50 espèces d’espaces, oeuvres du Centre Georges Pompidou, Il existe deux manières d’aborder l’exposition qui occupe la totalité de deux principaux musées de Marseille. La première est de saluer l’envergure de cette opération, qui réunit une quantité imposante d’oeuvres d’une excellente qualité. Qui plus est, la taille de certaines pièces, leur complexité ou leur fragilité ont nécessité beaucoup d’imagination et de compétence afin de les disposer dans l’espace muséal. Le visiteur se trouve ainsi en présence de Wall Drawing n° 346/ a-f, de Sol LeWitt, 1981, une salle décorée de dessins muraux géométriques, de Fond VII/2 (1967-1984) de Joseph Buys, des agrégats des piles des feutres et des plaques de cuivre, continue vers Mirror Vortex (1968) de Robert Smithson, une “boite” d’acier, tapissée de miroir triangulaires, reflétant le lieu qui les entoure, ou, au choix, va vers une autre boîte, celle de Michealangelo Pistoletto, Metrocubo d’infinito, 1966, aux six miroirs tournés vers intérieur et qui ne réfléchissent rien d’autre qu’eux mêmes. Accompagnée d’un catalogue claire et bien documenté, cette agréable promenade permet la découverte des oeuvres qui couvrent pratiquement l’ensemble de 20e siècle. Tout va donc bien dans le meilleur du monde ? Pas exactement. La critique qu’on peut adresser à cette manifestation est justement de garder la logique d’une exposition classique, d’oublier qu’il s’agit des installations. Le terme, qui signifie environnement ou scénographie, a comme but de décloisonner les disciplines et refuser la séparation définitive entre le cadre muséal et l’espace de la vie.
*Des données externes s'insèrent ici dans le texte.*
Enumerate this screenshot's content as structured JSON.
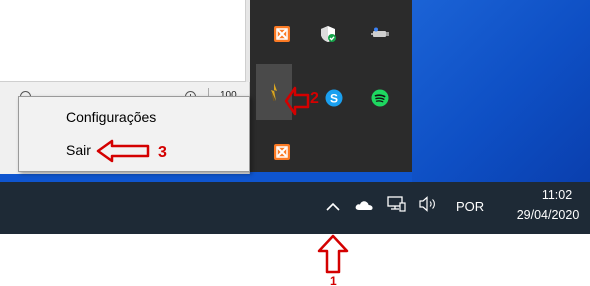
{
  "app_window": {
    "zoom_level": "100"
  },
  "context_menu": {
    "items": [
      {
        "label": "Configurações"
      },
      {
        "label": "Sair"
      }
    ]
  },
  "tray_flyout": {
    "icons": [
      {
        "name": "xampp-icon"
      },
      {
        "name": "windows-security-icon"
      },
      {
        "name": "usb-safely-remove-icon"
      },
      {
        "name": "app-tray-icon"
      },
      {
        "name": "skype-icon"
      },
      {
        "name": "spotify-icon"
      },
      {
        "name": "xampp-icon"
      }
    ]
  },
  "taskbar": {
    "language": "POR",
    "time": "11:02",
    "date": "29/04/2020"
  },
  "annotations": {
    "step1": "1",
    "step2": "2",
    "step3": "3"
  },
  "colors": {
    "annotation_red": "#d40000",
    "taskbar": "#1e2a36",
    "flyout": "#2b2b2b",
    "desktop_blue": "#1b63d6"
  }
}
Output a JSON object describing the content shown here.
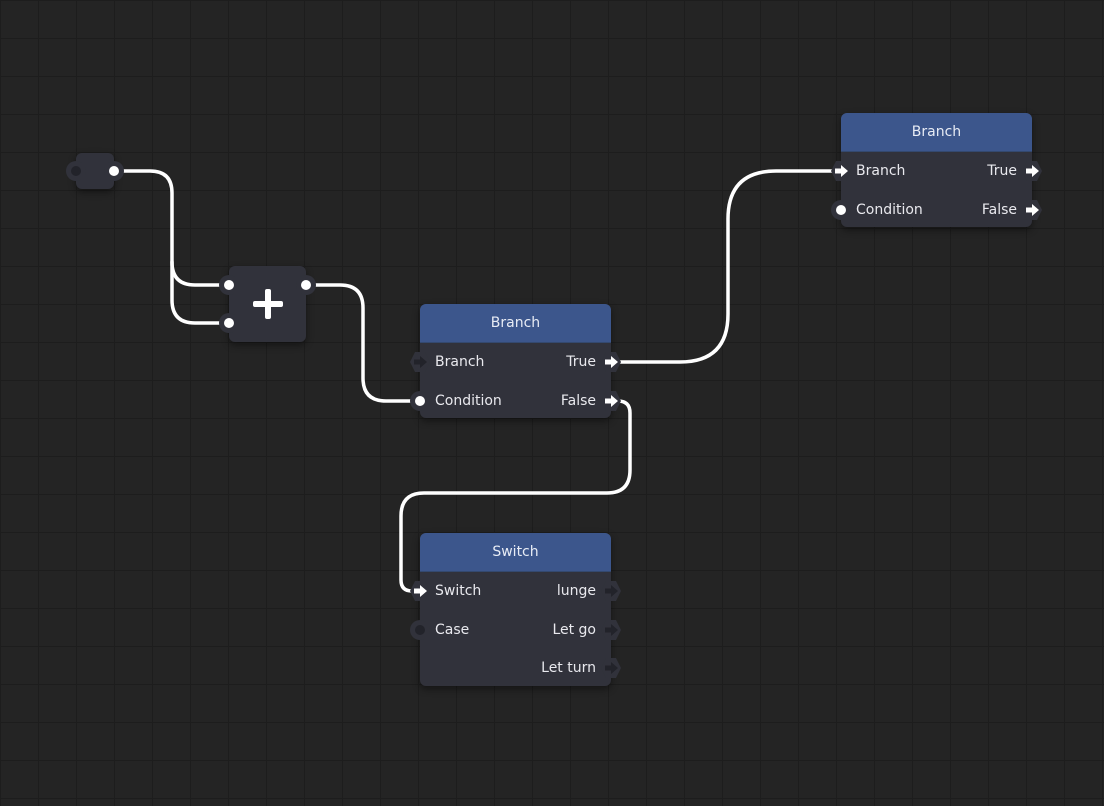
{
  "canvas": {
    "background": "#242424",
    "grid_line_color": "#1d1d1d",
    "wire_color": "#ffffff",
    "node_body_color": "#31323b",
    "node_header_color": "#3c568c"
  },
  "nodes": {
    "reroute": {
      "type": "reroute",
      "inputs": [
        {
          "kind": "data",
          "connected": false
        }
      ],
      "outputs": [
        {
          "kind": "data",
          "connected": true
        }
      ]
    },
    "add": {
      "type": "math-add",
      "icon": "plus-icon",
      "inputs": [
        {
          "kind": "data",
          "connected": true
        },
        {
          "kind": "data",
          "connected": true
        }
      ],
      "outputs": [
        {
          "kind": "data",
          "connected": true
        }
      ]
    },
    "branch1": {
      "title": "Branch",
      "inputs": [
        {
          "label": "Branch",
          "kind": "exec",
          "connected": false
        },
        {
          "label": "Condition",
          "kind": "data",
          "connected": true
        }
      ],
      "outputs": [
        {
          "label": "True",
          "kind": "exec",
          "connected": true
        },
        {
          "label": "False",
          "kind": "exec",
          "connected": true
        }
      ]
    },
    "branch2": {
      "title": "Branch",
      "inputs": [
        {
          "label": "Branch",
          "kind": "exec",
          "connected": true
        },
        {
          "label": "Condition",
          "kind": "data",
          "connected": true
        }
      ],
      "outputs": [
        {
          "label": "True",
          "kind": "exec",
          "connected": true
        },
        {
          "label": "False",
          "kind": "exec",
          "connected": true
        }
      ]
    },
    "switch": {
      "title": "Switch",
      "inputs": [
        {
          "label": "Switch",
          "kind": "exec",
          "connected": true
        },
        {
          "label": "Case",
          "kind": "data",
          "connected": false
        }
      ],
      "outputs": [
        {
          "label": "lunge",
          "kind": "exec",
          "connected": false
        },
        {
          "label": "Let go",
          "kind": "exec",
          "connected": false
        },
        {
          "label": "Let turn",
          "kind": "exec",
          "connected": false
        }
      ]
    }
  },
  "connections": [
    {
      "from": "reroute.out0",
      "to": "add.in0"
    },
    {
      "from": "reroute.out0",
      "to": "add.in1"
    },
    {
      "from": "add.out0",
      "to": "branch1.Condition"
    },
    {
      "from": "branch1.True",
      "to": "branch2.Branch"
    },
    {
      "from": "branch1.False",
      "to": "switch.Switch"
    }
  ]
}
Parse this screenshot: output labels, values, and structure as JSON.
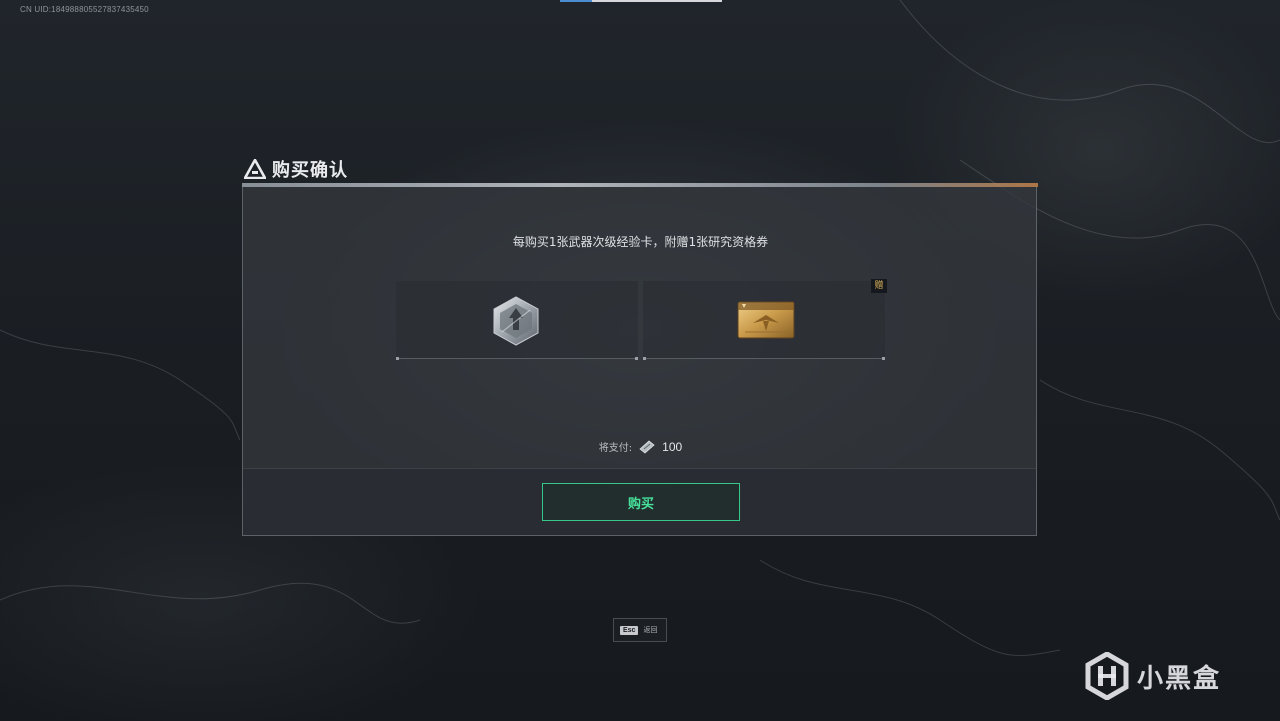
{
  "header": {
    "uid_text": "CN UID:184988805527837435450"
  },
  "dialog": {
    "title": "购买确认",
    "message": "每购买1张武器次级经验卡，附赠1张研究资格券",
    "items": [
      {
        "icon": "weapon-exp-card-hex-icon"
      },
      {
        "icon": "research-ticket-card-icon",
        "badge": "赠"
      }
    ],
    "pay_label": "将支付:",
    "pay_currency_icon": "ticket-currency-icon",
    "pay_amount": "100",
    "buy_button": "购买"
  },
  "footer": {
    "esc_key": "Esc",
    "esc_label": "返回"
  },
  "watermark": {
    "text": "小黑盒"
  },
  "colors": {
    "accent_green": "#46e29c",
    "gift_gold": "#d9b15c",
    "uid_blue_segment": "#4a8cd0"
  }
}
Ces “mises en scène” naissent d’une volonté de sortir la sculpture de son splendide isolement et de forcer le spectateur à une réaction active, plus qu’à la traditionnelle adhésion admirative.

Ici, disposées de deux côtés de l’allée centrale, le plus souvent adossés au murs de Mac ou séparées par l’architecture contraignante de la Vieille Charité, les installations restent sages comme des images. Certes, avec une oeuvre comme celle de Dan Flavin, Sans titre, (à Donna 5a), 1971, constitué par des tubes fluorescents, des couleurs électriques le bain lumineux (abolit) les frontières entre l’environnant et l’environné…l’oeuvre devient une situation, un lieu d’expériences perceptives liées aux déplacements du spectateur. (Ghislain Mollet-Viéville). Certes encore, avec Precious Liquids, 1992, Louise Bourgois nous plonge dans sa version du théâtre de la cruauté, une chambre parentale étrange et inquiétante et Bruce Nauman forme un trajet imposant avec ses couloirs éclairés par des néons jaunes (Dream passage with Four Corridors, 1984). En réalité, le respect louable des conservateurs à la singularité de chacune de ces oeuvres les empêche de remplacer le parcours habituel par un parcours plus proche de celui de combattant. L’affrontement avec les installation est avant tout un expérience sensuel et perturbateur qui implique des situations dans lesquelles le corps du spectateur est obligé à se plier aux structures spatiales imposées et parfois dérangeantes, aux sensations de désordre. Rien, en effet, n’empêchait de prendre à la lettre l’intention prétendu du Centre Pompidou, celle d’exposer Hors murs et d’occuper la cour de la Vieille Charité par des installation commandées aux jeunes artistes. (Ce qui n’enlève rien à l’oeuvre de Felice Varini, une bande rouge qui unifie les bâtiments dans la même cour (360° rouge, N° 2, 1989). On peut arguer qu’il s’agissait ici de réfléchir sur le travail sur l’espace et non spécifiquement sur les installations. Dans ce cas, il aurait fallu remplacer l’espace métaphorique d’un Fontant ou d’un manzoni par les découpages d’espaces d’une Kobre ou Vender. De même, ouvrir l’exposition par l’architecture de Tatline, une installation avant l’être indique une intention qui se concentre davantage sur cette forme de création. Afin, pour reprendre la citation de Georges Perec, à qui on doit le titre “Vivre, c’est passer d’un espace à un autre, en essayant le plus possible de ne pas ce cogner”; Ce danger de se cogner reste trop abstrait à Marseille.